Production of minor ginsenosides by combining Stereum hirsutum and cellulase

Abstract

Minor ginsenosides (MGs) (include ginsenoside F2, Compound K, PPT, etc), which are generally not produced by ginseng plants naturally, are obtained by deglycosylation of major ginsenosides. However, the conventional processes used to produce deglycosylated ginsenosides focus on the use of intestinal microorganisms for transformation. In this study, an edible and medicinal mushroom Stereum hirsutum JE0512 was screened from 161 β-glucosidase-producing soil microorganisms sourced from wild ginseng using the plate coloration method.
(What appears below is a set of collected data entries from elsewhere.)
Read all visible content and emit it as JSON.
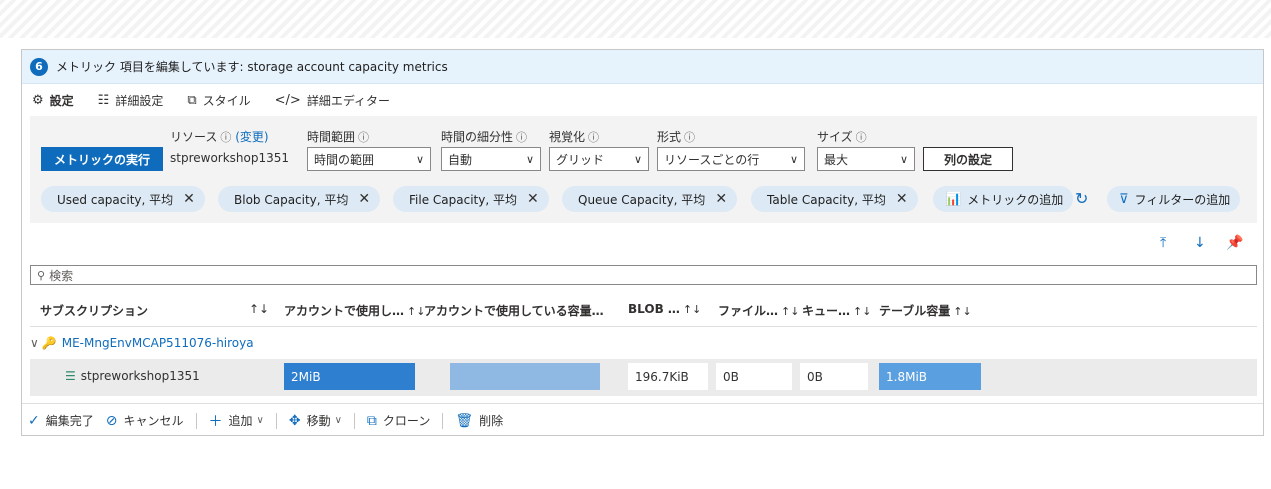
{
  "header": {
    "step": "6",
    "title": "メトリック 項目を編集しています: storage account capacity metrics"
  },
  "tabs": [
    {
      "label": "設定",
      "icon": "gear-icon"
    },
    {
      "label": "詳細設定",
      "icon": "sliders-icon"
    },
    {
      "label": "スタイル",
      "icon": "style-icon"
    },
    {
      "label": "詳細エディター",
      "icon": "code-icon"
    }
  ],
  "settings": {
    "run_button": "メトリックの実行",
    "resource_label": "リソース",
    "resource_change": "(変更)",
    "resource_name": "stpreworkshop1351",
    "time_range_label": "時間範囲",
    "time_range_value": "時間の範囲",
    "granularity_label": "時間の細分性",
    "granularity_value": "自動",
    "visualization_label": "視覚化",
    "visualization_value": "グリッド",
    "format_label": "形式",
    "format_value": "リソースごとの行",
    "size_label": "サイズ",
    "size_value": "最大",
    "column_settings": "列の設定",
    "info_glyph": "ⓘ"
  },
  "metrics": [
    {
      "label": "Used capacity, 平均"
    },
    {
      "label": "Blob Capacity, 平均"
    },
    {
      "label": "File Capacity, 平均"
    },
    {
      "label": "Queue Capacity, 平均"
    },
    {
      "label": "Table Capacity, 平均"
    }
  ],
  "add_metric": "メトリックの追加",
  "add_filter": "フィルターの追加",
  "search": {
    "placeholder": "検索"
  },
  "grid": {
    "columns": [
      "サブスクリプション",
      "アカウントで使用し…",
      "アカウントで使用している容量…",
      "BLOB …",
      "ファイル…",
      "キュー…",
      "テーブル容量"
    ],
    "sort_glyph": "↑↓",
    "group": "ME-MngEnvMCAP511076-hiroya",
    "row": {
      "resource": "stpreworkshop1351",
      "used": "2MiB",
      "used_bar": "",
      "blob": "196.7KiB",
      "file": "0B",
      "queue": "0B",
      "table": "1.8MiB"
    }
  },
  "footer": {
    "done": "編集完了",
    "cancel": "キャンセル",
    "add": "追加",
    "move": "移動",
    "clone": "クローン",
    "delete": "削除"
  },
  "colors": {
    "accent": "#0f6cbd",
    "bar_dark": "#2f7fd0",
    "bar_light": "#8fb8e2",
    "bar_mid": "#5aa0e0",
    "pill_bg": "#dde9f5"
  }
}
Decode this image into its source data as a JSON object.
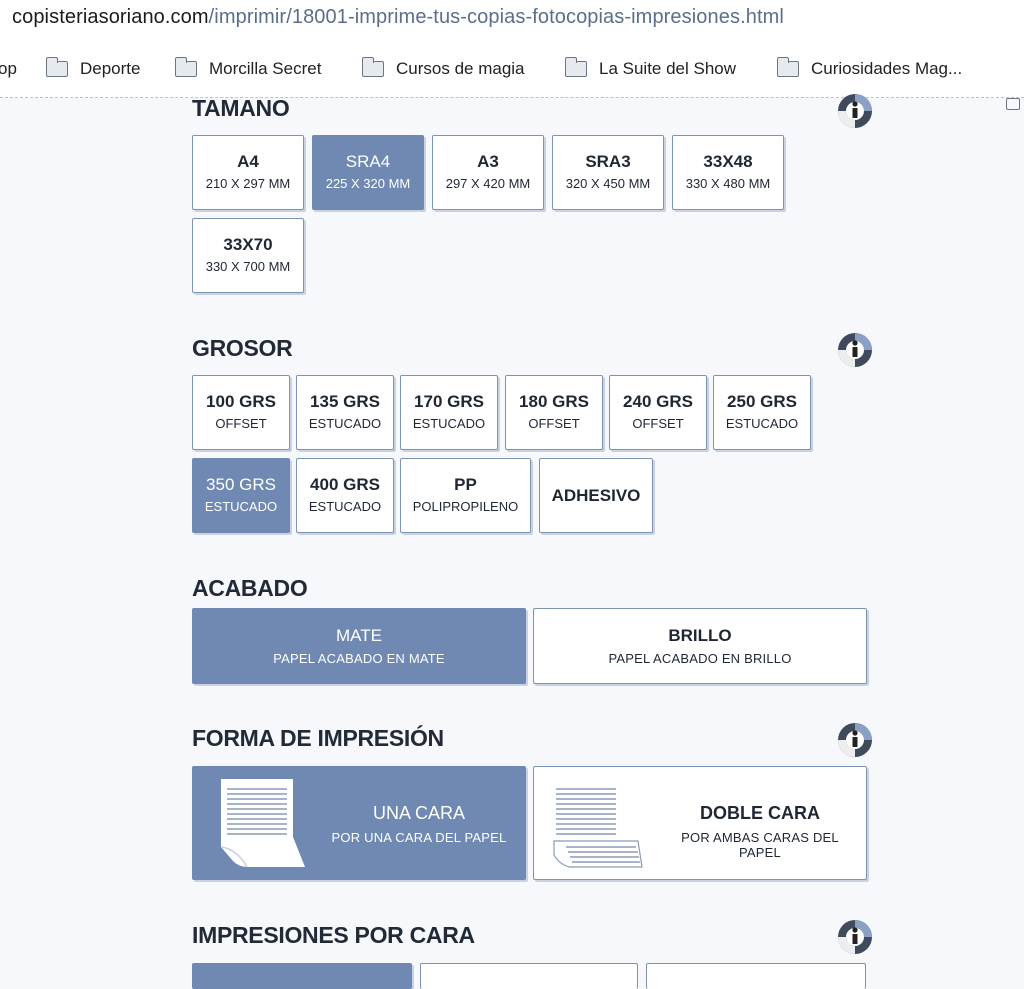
{
  "browser": {
    "url_host": "copisteriasoriano.com",
    "url_path": "/imprimir/18001-imprime-tus-copias-fotocopias-impresiones.html",
    "bookmarks": [
      {
        "label": "op"
      },
      {
        "label": "Deporte"
      },
      {
        "label": "Morcilla Secret"
      },
      {
        "label": "Cursos de magia"
      },
      {
        "label": "La Suite del Show"
      },
      {
        "label": "Curiosidades Mag..."
      }
    ]
  },
  "sections": {
    "tamano": {
      "title": "TAMANO",
      "options": [
        {
          "title": "A4",
          "sub": "210 X 297 MM",
          "selected": false
        },
        {
          "title": "SRA4",
          "sub": "225 X 320 MM",
          "selected": true
        },
        {
          "title": "A3",
          "sub": "297 X 420 MM",
          "selected": false
        },
        {
          "title": "SRA3",
          "sub": "320 X 450 MM",
          "selected": false
        },
        {
          "title": "33X48",
          "sub": "330 X 480 MM",
          "selected": false
        },
        {
          "title": "33X70",
          "sub": "330 X 700 MM",
          "selected": false
        }
      ]
    },
    "grosor": {
      "title": "GROSOR",
      "options": [
        {
          "title": "100 GRS",
          "sub": "OFFSET",
          "selected": false
        },
        {
          "title": "135 GRS",
          "sub": "ESTUCADO",
          "selected": false
        },
        {
          "title": "170 GRS",
          "sub": "ESTUCADO",
          "selected": false
        },
        {
          "title": "180 GRS",
          "sub": "OFFSET",
          "selected": false
        },
        {
          "title": "240 GRS",
          "sub": "OFFSET",
          "selected": false
        },
        {
          "title": "250 GRS",
          "sub": "ESTUCADO",
          "selected": false
        },
        {
          "title": "350 GRS",
          "sub": "ESTUCADO",
          "selected": true
        },
        {
          "title": "400 GRS",
          "sub": "ESTUCADO",
          "selected": false
        },
        {
          "title": "PP",
          "sub": "POLIPROPILENO",
          "selected": false
        },
        {
          "title": "ADHESIVO",
          "sub": "",
          "selected": false
        }
      ]
    },
    "acabado": {
      "title": "ACABADO",
      "options": [
        {
          "title": "MATE",
          "sub": "PAPEL ACABADO EN MATE",
          "selected": true
        },
        {
          "title": "BRILLO",
          "sub": "PAPEL ACABADO EN BRILLO",
          "selected": false
        }
      ]
    },
    "forma": {
      "title": "FORMA DE IMPRESIÓN",
      "options": [
        {
          "title": "UNA CARA",
          "sub": "POR UNA CARA DEL PAPEL",
          "selected": true,
          "icon": "single-sided-page-icon"
        },
        {
          "title": "DOBLE CARA",
          "sub": "POR AMBAS CARAS DEL PAPEL",
          "selected": false,
          "icon": "double-sided-page-icon"
        }
      ]
    },
    "impresiones": {
      "title": "IMPRESIONES POR CARA",
      "options": [
        {
          "selected": true
        },
        {
          "selected": false
        },
        {
          "selected": false
        }
      ]
    }
  },
  "colors": {
    "accent": "#6f89b3",
    "border": "#7d93b3",
    "background": "#f6f8fb"
  }
}
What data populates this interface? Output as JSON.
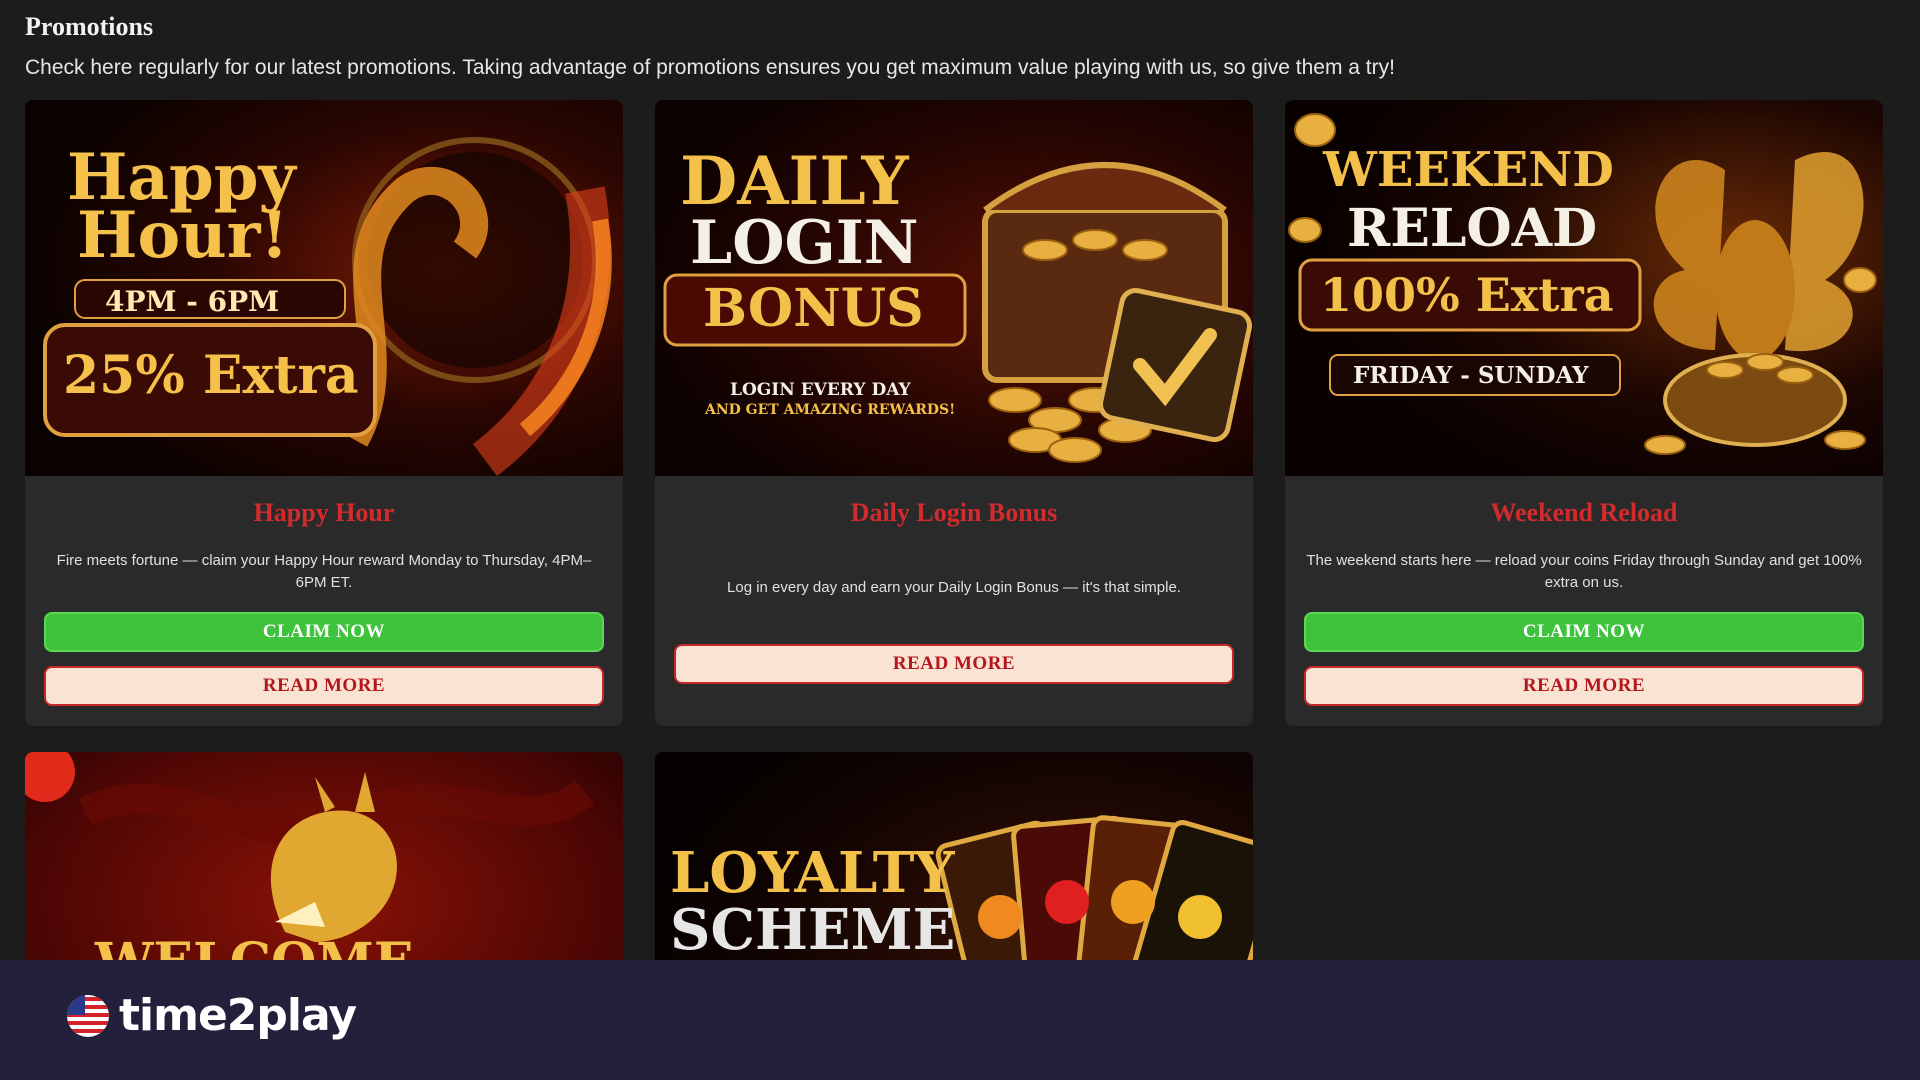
{
  "page": {
    "title": "Promotions",
    "intro": "Check here regularly for our latest promotions. Taking advantage of promotions ensures you get maximum value playing with us, so give them a try!"
  },
  "cards": [
    {
      "banner": {
        "line1": "Happy",
        "line2": "Hour!",
        "time": "4PM - 6PM",
        "extra": "25% Extra"
      },
      "title": "Happy Hour",
      "desc": "Fire meets fortune — claim your Happy Hour reward Monday to Thursday, 4PM–6PM ET.",
      "claim": "CLAIM NOW",
      "read": "READ MORE"
    },
    {
      "banner": {
        "line1": "DAILY",
        "line2": "LOGIN",
        "line3": "BONUS",
        "sub1": "LOGIN EVERY DAY",
        "sub2": "AND GET AMAZING REWARDS!"
      },
      "title": "Daily Login Bonus",
      "desc": "Log in every day and earn your Daily Login Bonus — it's that simple.",
      "read": "READ MORE"
    },
    {
      "banner": {
        "line1": "WEEKEND",
        "line2": "RELOAD",
        "extra": "100% Extra",
        "days": "FRIDAY - SUNDAY"
      },
      "title": "Weekend Reload",
      "desc": "The weekend starts here — reload your coins Friday through Sunday and get 100% extra on us.",
      "claim": "CLAIM NOW",
      "read": "READ MORE"
    },
    {
      "banner": {
        "line1": "WELCOME OFFER"
      }
    },
    {
      "banner": {
        "line1": "LOYALTY",
        "line2": "SCHEME"
      }
    }
  ],
  "footer": {
    "logo_text": "time2play"
  },
  "colors": {
    "claim_green": "#3fc23c",
    "title_red": "#d32a2e",
    "read_bg": "#f9e3d3",
    "footer_bg": "#22203b"
  }
}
Furthermore, JE0512 was used for the production of CK from ginseng extracts (GE) in solid-state fermentation (SSF) using 20 g corn bran as substrate, 4 g GE, and 20% inoculation volume, and the results showed that the highest CK content was 29.13 mg/g. After combining S. hirsutum JE0512 with cellulase (Aspergillus niger), the MGs (F2, CK, and PPT) content increased from 1.66 to 130.79 mg/g in the final products. Our results indicate that the Stereum genus has the potential to biotransform GE into CK and the combination of S. hirsutum JE0512 and cellulase could pave the way for the production of MGs from GE.

Fig 1. The chemical structural formula of ginsenosides.

Glc, β-D-glucopyranosyl; arap, α-L-arabinopyranosyl; xyl, β-D-xylopyranosyl; araf, α-L-arabinofuranosyl; rha, α-L-rhamncpyranosyl; Gyp, gypenoside; C, compound.

Fig 2. Screening of strains biotransformed GE into CK.

A: Geniposide was hydrolyzed to genipin by β-glucosidase; B: Colonies on the plate without glucosidase activity (a), colonies with a blue circle had a higher β-glucosidase activity (b); C: Comparison the ability of strains to biotransform GE into CK. Values are means ± SD of three replications; D: HPLC profiles of ginsenosides in ginsenosides standard, GE, and GE fermented with JE0512.

Fig 3. UPLC-Q-TOF-MS analysis of the fermented sample of JE0512.

A: Total ion current chromatograms of CK standard; B: Total ion current chromatograms of JE0512 fermentation sample; C: Mass spectrum of CK standard; D: Mass spectrogram of JE0512 fermentation sample; E: The chemical structural formula of CK.

Fig 4. Identification of strain JE0512.

A: Colony morphology of the isolate JE0512 grown at 25°C on PDA. B: Phylogenetic analysis of the related species of the strain JE0512 using the neighbor-joining approach. The scale bars represent 0.002 substitutions per site. The tree was constructed using a neighbor-joining method with bootstrap values of 1000 replications.

Fig 5. Optimization of main SSF process parameters for maximum CK content and β-glucosidase activity.

A: Effect of the solid-state fermentation substrate (20 g); B: Effect of inoculation volume (%); C: Effect of the amount of ginseng extracts (g); D: Effect of fermentation period (d). Values are shown as means ± SD of three replications. A one-way ANOVA was used to assess the statistical significance of the differences in expression levels. Different letters (a-e) indicate significant differences between each other (P < 0.05).